According to the documentation on the mame site, the multithreading in mame splits the emulation engine in one thread and the video rendering into another.
On a dual core system that means that one core is entirely dedicated to emulating the logic of the game, and the other core is fully dedicated to shunting the resulting video data onto the screen. (Though in most cases on modern systems it's unlikely that both cores would be 100% saturated by theses tasks). Now, beyond this there is still other stuff going on: Windows is handling the input from your controller, windows is managing the routing of sound via DirectX, there might be network traffic going on, possibly a virus scanner, etc. In a purely dual core setup, all this stuff still has to schedule itself between the execution of the emulator. When you move past two cores you're increasing the chances that there will be free processing capacity at the instance that mame requires it. The additional cores don't go "unused", they just aren't being dedicated to mame. Mame isn't the only thing happening though.

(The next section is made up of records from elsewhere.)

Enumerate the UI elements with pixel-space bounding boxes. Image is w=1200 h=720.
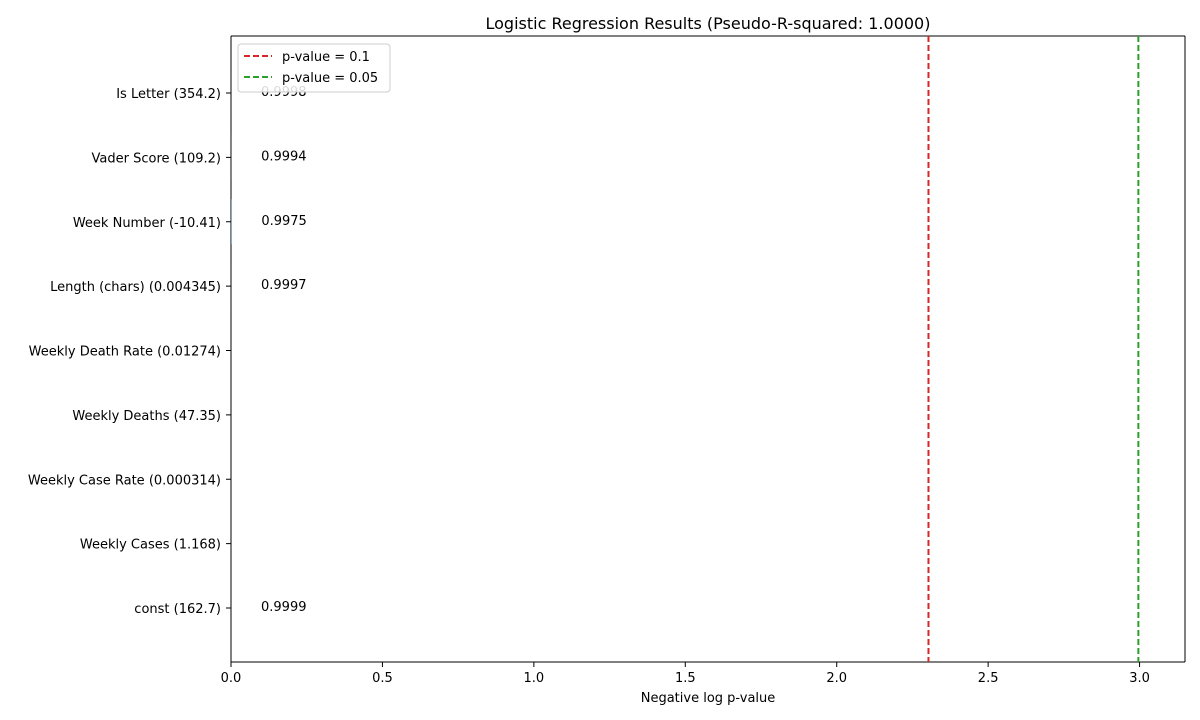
y-tick-label: Is Letter (354.2) [116, 87, 221, 102]
x-tick-label: 1.0 [524, 671, 545, 686]
x-tick-label: 1.5 [675, 671, 696, 686]
x-tick-label: 2.0 [826, 671, 847, 686]
y-tick-label: Weekly Death Rate (0.01274) [29, 345, 221, 360]
x-axis-label: Negative log p-value [641, 691, 776, 706]
y-tick-label: Weekly Case Rate (0.000314) [28, 473, 221, 488]
x-tick-label: 0.5 [372, 671, 393, 686]
legend-entry: p-value = 0.1 [282, 50, 370, 65]
legend-entry: p-value = 0.05 [282, 71, 378, 86]
y-tick-label: Vader Score (109.2) [92, 151, 221, 166]
data-label: 0.9975 [261, 214, 307, 229]
y-tick-label: const (162.7) [134, 602, 221, 617]
data-label: 0.9997 [261, 278, 307, 293]
x-tick-label: 2.5 [978, 671, 999, 686]
data-label: 0.9999 [261, 600, 307, 615]
x-tick-label: 0.0 [221, 671, 242, 686]
data-label: 0.9994 [261, 149, 307, 164]
y-tick-label: Week Number (-10.41) [73, 216, 221, 231]
plot-area: 0.0 0.5 1.0 1.5 2.0 2.5 3.0 Is Letter (354.2) 0.… [28, 35, 1186, 686]
y-tick-label: Length (chars) (0.004345) [50, 280, 221, 295]
y-tick-label: Weekly Deaths (47.35) [72, 409, 221, 424]
y-tick-label: Weekly Cases (1.168) [80, 538, 221, 553]
legend: p-value = 0.1 p-value = 0.05 [237, 43, 391, 93]
x-tick-label: 3.0 [1129, 671, 1150, 686]
chart-title: Logistic Regression Results (Pseudo-R-sq… [486, 14, 931, 33]
legend-box [237, 43, 391, 93]
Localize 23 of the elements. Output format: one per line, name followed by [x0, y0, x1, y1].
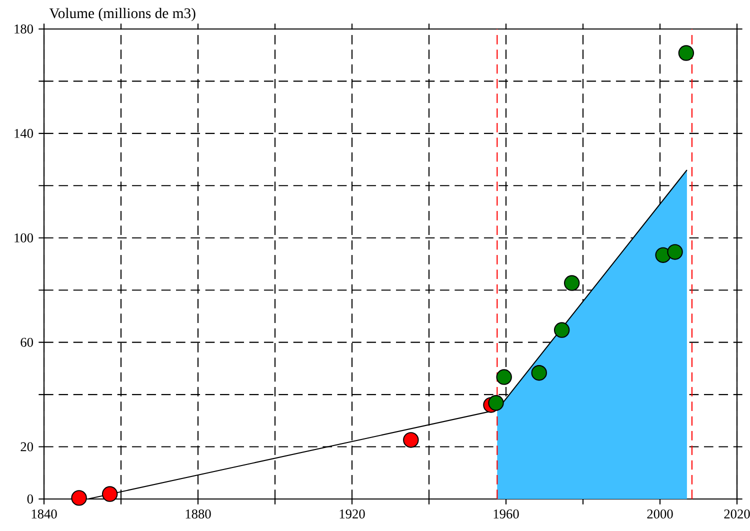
point — [496, 369, 512, 385]
point — [531, 365, 547, 381]
y-tick-label: 60 — [20, 338, 34, 347]
y-tick-label: 100 — [14, 233, 34, 242]
point — [667, 244, 683, 260]
point — [488, 395, 504, 411]
x-tick-label: 2000 — [647, 509, 673, 518]
y-axis-title: Volume (millions de m3) — [49, 8, 196, 22]
x-tick-label: 1880 — [186, 509, 211, 518]
point — [678, 45, 694, 61]
point — [554, 322, 570, 338]
y-tick-label: 140 — [14, 128, 34, 138]
point — [403, 432, 419, 448]
y-tick-label: 20 — [20, 442, 34, 452]
x-tick-label: 1840 — [32, 509, 57, 518]
point — [102, 486, 118, 502]
x-tick-label: 1960 — [494, 509, 519, 518]
y-tick-label: 180 — [14, 24, 34, 34]
point — [71, 490, 87, 506]
point — [564, 275, 580, 291]
x-tick-label: 2020 — [724, 509, 750, 518]
y-tick-label: 0 — [27, 494, 34, 504]
x-tick-label: 1920 — [340, 509, 365, 518]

On the subject of AMD vs Intel, at the moment current Intel processors seem to be more time efficient running mame, as was mentioned by another poster. What that means is that on two random systems, one AMD, the other Intel, running at identical clock speeds the Intel system is likely to be faster. If some cpu instruction takes 7 clock cycles to complete on some AMD CPU, and the same instruction takes 5 cycles on an Intel, the Intel chip would be getting ~28% more work done in the same period of time as the AMD system. (These numbers are purely for illustration).